The first companion you aquire in the game is an archer named Trisha (odd name for a fantasy game… or is that just me?). I was very happy when she joined my team, mostly because it alleviated some of the boredom I was feeling, but she’s actually really useful in battle. She can keep her distance from enemies and attack with her bow, while Baldren is only capable of short-range melee attacks.
Encounters are either initiated through direct contact with enemy sprites guarding certain areas or just roaming around, or through a series of random challenges that you can either accept or ignore. I like this system a lot, as it tells you how many enemies you will face and also what level they are, so if you think it’s too much for you to take on you can simply walk away. Once you are in battle, the action switches to a grid-based arena. Everyone on the field has a set number of moves available per turn. Initially, you only get one but this increases as your characters level up. The available actions are attack, use skills (draining MP), use items, defend or just move a space on the board. At first this seems like a relatively simple concept, but as the number of enemies increase it’s vital to plan a few moves ahead to be victorious.

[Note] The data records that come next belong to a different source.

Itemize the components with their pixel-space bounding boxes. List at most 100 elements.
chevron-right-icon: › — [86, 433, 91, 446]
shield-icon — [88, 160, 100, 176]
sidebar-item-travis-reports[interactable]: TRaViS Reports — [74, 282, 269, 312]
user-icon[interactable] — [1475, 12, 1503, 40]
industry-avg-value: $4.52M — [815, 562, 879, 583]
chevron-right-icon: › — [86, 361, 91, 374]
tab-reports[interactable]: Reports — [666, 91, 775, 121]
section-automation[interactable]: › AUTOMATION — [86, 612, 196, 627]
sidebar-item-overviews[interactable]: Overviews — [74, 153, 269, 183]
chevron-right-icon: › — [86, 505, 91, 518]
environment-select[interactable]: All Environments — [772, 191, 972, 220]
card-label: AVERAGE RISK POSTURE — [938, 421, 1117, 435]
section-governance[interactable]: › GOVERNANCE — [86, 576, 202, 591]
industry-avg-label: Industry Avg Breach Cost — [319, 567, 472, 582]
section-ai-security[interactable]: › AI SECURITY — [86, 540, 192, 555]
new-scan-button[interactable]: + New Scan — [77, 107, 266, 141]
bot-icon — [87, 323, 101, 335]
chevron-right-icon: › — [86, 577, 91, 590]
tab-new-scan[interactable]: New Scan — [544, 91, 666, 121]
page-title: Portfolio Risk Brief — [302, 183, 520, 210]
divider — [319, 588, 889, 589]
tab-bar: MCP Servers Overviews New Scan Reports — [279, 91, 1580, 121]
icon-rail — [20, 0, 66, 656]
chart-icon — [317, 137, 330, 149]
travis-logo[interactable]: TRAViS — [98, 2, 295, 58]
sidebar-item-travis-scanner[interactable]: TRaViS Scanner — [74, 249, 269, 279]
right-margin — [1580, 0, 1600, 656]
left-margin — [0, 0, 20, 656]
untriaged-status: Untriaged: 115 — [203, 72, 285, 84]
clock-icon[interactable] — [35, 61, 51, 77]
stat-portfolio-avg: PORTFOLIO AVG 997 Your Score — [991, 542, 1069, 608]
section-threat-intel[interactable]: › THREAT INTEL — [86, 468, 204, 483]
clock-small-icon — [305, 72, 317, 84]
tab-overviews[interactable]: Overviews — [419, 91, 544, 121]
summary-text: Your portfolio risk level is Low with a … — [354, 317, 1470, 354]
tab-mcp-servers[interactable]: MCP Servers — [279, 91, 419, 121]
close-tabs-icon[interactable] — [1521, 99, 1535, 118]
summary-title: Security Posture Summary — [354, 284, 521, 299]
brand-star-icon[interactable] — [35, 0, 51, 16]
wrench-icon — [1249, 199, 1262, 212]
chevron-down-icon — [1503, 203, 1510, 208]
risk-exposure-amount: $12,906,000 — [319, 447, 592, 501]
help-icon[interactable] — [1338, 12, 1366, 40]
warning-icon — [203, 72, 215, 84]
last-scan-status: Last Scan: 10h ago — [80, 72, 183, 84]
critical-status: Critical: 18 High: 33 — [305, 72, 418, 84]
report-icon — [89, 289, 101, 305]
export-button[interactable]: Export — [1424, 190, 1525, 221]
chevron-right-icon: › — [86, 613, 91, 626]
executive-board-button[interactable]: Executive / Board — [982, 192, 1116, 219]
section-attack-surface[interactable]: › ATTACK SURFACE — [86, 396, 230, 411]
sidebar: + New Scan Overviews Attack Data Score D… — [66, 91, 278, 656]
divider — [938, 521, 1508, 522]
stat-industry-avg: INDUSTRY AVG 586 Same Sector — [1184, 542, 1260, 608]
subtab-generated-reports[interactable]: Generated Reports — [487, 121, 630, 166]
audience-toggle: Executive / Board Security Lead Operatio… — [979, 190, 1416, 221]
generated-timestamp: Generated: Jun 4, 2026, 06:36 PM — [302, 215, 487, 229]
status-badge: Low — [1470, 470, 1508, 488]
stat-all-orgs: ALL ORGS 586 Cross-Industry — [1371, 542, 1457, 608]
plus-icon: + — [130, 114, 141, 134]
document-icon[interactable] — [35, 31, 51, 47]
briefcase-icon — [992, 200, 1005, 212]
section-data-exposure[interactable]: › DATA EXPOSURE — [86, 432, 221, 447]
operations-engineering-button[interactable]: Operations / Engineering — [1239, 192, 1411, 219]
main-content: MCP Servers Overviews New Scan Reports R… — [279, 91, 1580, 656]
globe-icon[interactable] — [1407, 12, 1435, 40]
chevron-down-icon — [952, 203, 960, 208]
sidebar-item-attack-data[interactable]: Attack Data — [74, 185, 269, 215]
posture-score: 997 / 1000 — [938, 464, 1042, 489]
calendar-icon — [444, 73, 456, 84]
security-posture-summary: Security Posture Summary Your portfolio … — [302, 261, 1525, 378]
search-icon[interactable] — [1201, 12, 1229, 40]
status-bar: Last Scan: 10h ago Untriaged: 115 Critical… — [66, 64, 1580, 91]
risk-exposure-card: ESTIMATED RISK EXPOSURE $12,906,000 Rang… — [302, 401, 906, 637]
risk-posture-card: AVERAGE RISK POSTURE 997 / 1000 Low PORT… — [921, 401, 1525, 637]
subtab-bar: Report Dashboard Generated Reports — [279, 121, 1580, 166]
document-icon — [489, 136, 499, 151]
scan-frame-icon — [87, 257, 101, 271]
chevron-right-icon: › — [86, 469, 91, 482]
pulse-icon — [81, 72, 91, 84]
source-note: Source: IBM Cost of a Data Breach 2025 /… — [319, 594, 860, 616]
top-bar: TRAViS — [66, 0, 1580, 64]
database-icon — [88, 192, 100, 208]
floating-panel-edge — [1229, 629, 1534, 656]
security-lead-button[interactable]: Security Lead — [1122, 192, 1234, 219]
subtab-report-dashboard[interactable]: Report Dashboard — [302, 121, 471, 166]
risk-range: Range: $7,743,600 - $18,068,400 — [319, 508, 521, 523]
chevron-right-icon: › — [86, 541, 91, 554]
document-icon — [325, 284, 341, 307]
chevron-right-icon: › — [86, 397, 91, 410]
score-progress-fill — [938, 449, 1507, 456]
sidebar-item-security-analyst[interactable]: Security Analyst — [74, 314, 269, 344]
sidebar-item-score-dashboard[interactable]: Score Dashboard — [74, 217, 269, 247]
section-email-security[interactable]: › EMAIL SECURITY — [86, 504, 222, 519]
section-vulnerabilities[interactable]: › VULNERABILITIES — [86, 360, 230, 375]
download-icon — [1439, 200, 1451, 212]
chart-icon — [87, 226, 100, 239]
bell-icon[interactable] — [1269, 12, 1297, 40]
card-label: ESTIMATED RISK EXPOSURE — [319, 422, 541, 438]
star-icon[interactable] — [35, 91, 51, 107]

I started off thinking the battle system was incredibly tedious, as it involves a lot of shuffling from one square to the next, waiting for enemies to shuffle towards you so you can eventually engage them. The addition of new party members definitely helps with this, but it’s the development of tactics that makes the whole experience much more interesting. The amount of turns each character is allowed begins at one, but as they increase in level you receive sub-turns, which give them extra moves during their turn. This makes battles flow much easier, for instance allowing Baldren to move towards an enemy, attack and then switch to a defensive stance all in one turn. One aspect of sub-turns that I absolutely hate is that once you take a turn, if you want to do something different it is necessary to press the cancel button then select your next option. This may not sound like a big deal, but let me give you an example. I instruct Baldren to move forward a space, then I want to scroll down the menu to use a skill. If I don’t press circle to cancel the move command, then he will just move back to the space he was in previously, making my entire turn completely pointless. It’s annoying, but you do get used to it.
In order to keep the game accessible for newbies to the genre, it feeds you little bits of information throughout the early stages, such as battle tips, how to utilise new skills and battle tactics effectively and lots more. Rainbow Moon focuses heavily on character development, urging you to grind in order to defeat the earliest of bosses. Luckily, the game is quite generous when it comes to stat increases (strength, defence, speed, luck, HP and MP), using a currency of Rainbow Pearls to let the player buy whatever stat increases they want for each character. The amount of rainbow pearls earned by each character is determined by whoever delivers the final blow in battle, so it’s important to ensure all your party members receive a similar number. It’s a good thing they let you increase your stats between levelling up, because it takes so damn long to level up in the first place!
To sum up, Rainbow Moon is infuriating, charming, challenging and forgiving all at once. It’s not for the faint-hearted, but for anyone who loves a good old-fashioned RPG, and has a lot of spare time this summer, it’s $9.99 well spent.